The private sector’s performance looks bleaker when you consider that Canada’s adult population is growing yet private-sector employment has not kept up. In fact, the private-sector employment rate in July 2022 is lower than it was in February 2020, at the dawn of the pandemic in Canada and the initial COVID recession.

Things look even worse when you zoom in further on the private-sector labour force data and separate self-employment from other types of private-sector jobs. Specifically, self-employment alone has fallen by 7.4 per cent since February 2020, which represents a net loss of 214,400 self-employed individuals, enough to almost entirely wipe out the private sector’s non-self-employment net job gains. Given that self-employment has historically been an important measure of entrepreneurship, these data raise concerns about the future of new business formation, a key driver of employment and economic activity.

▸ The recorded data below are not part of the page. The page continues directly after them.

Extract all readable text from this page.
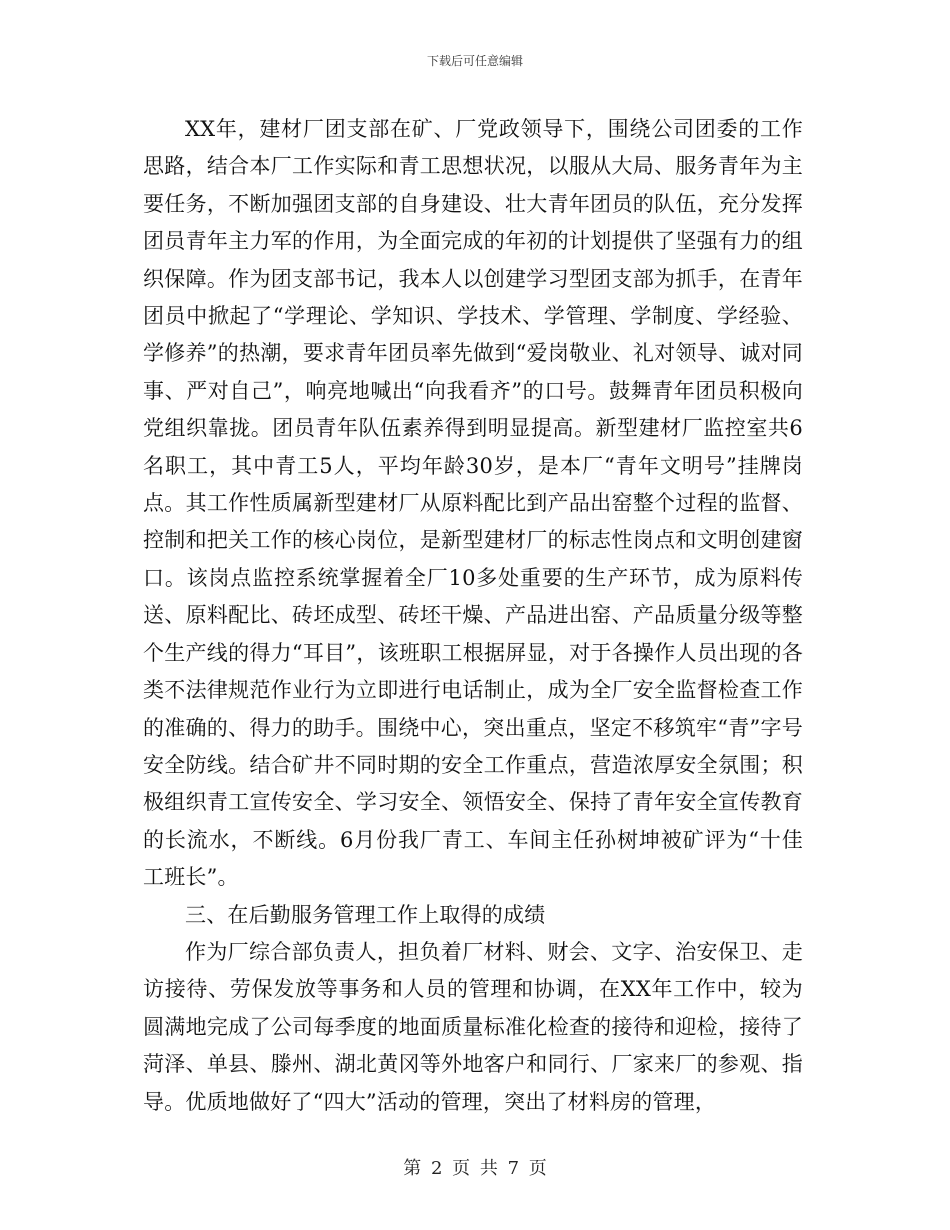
下载后可任意编辑

XX年，建材厂团支部在矿、厂党政领导下，围绕公司团委的工作思路，结合本厂工作实际和青工思想状况，以服从大局、服务青年为主要任务，不断加强团支部的自身建设、壮大青年团员的队伍，充分发挥团员青年主力军的作用，为全面完成的年初的计划提供了坚强有力的组织保障。作为团支部书记，我本人以创建学习型团支部为抓手，在青年团员中掀起了“学理论、学知识、学技术、学管理、学制度、学经验、学修养”的热潮，要求青年团员率先做到“爱岗敬业、礼对领导、诚对同事、严对自己”，响亮地喊出“向我看齐”的口号。鼓舞青年团员积极向党组织靠拢。团员青年队伍素养得到明显提高。新型建材厂监控室共6名职工，其中青工5人，平均年龄30岁，是本厂“青年文明号”挂牌岗点。其工作性质属新型建材厂从原料配比到产品出窑整个过程的监督、控制和把关工作的核心岗位，是新型建材厂的标志性岗点和文明创建窗口。该岗点监控系统掌握着全厂10多处重要的生产环节，成为原料传送、原料配比、砖坯成型、砖坯干燥、产品进出窑、产品质量分级等整个生产线的得力“耳目”，该班职工根据屏显，对于各操作人员出现的各类不法律规范作业行为立即进行电话制止，成为全厂安全监督检查工作的准确的、得力的助手。围绕中心，突出重点，坚定不移筑牢“青”字号安全防线。结合矿井不同时期的安全工作重点，营造浓厚安全氛围；积极组织青工宣传安全、学习安全、领悟安全、保持了青年安全宣传教育的长流水，不断线。6月份我厂青工、车间主任孙树坤被矿评为“十佳工班长”。

三、在后勤服务管理工作上取得的成绩

作为厂综合部负责人，担负着厂材料、财会、文字、治安保卫、走访接待、劳保发放等事务和人员的管理和协调，在XX年工作中，较为圆满地完成了公司每季度的地面质量标准化检查的接待和迎检，接待了菏泽、单县、滕州、湖北黄冈等外地客户和同行、厂家来厂的参观、指导。优质地做好了“四大”活动的管理，突出了材料房的管理，

第 2 页 共 7 页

These trends also spell trouble for the health of government finances across Canada. The federal government and several provinces (including Ontario) face projected operating budget deficits this year.

In addition to these expected budget shortfalls, an independent analysis from the Finances of the Nation project show that the fiscal situations for provincial governments across the country are unsustainable, which means that, in the absence of policy change, government debt burdens are on track to keep rising over time relative to the size of provincial economies. A surge in government hiring means more spending on government-sector wages and salaries. This will make it more difficult for the federal government and various provinces to balance their books and put their finances on a sustainable long-term trajectory.

Despite rosy headlines, Canada’s private sector has seen almost no job growth since the onset of the pandemic. Rapid job growth in the government sector has masked the weakness in the private sector. Simply put, this type of government-driven labour market recovery is unsustainable. Over the long-term, Canada’s prosperity and the health of government finances require a dynamic private-sector labour market, something which has yet to emerge in the COVID era.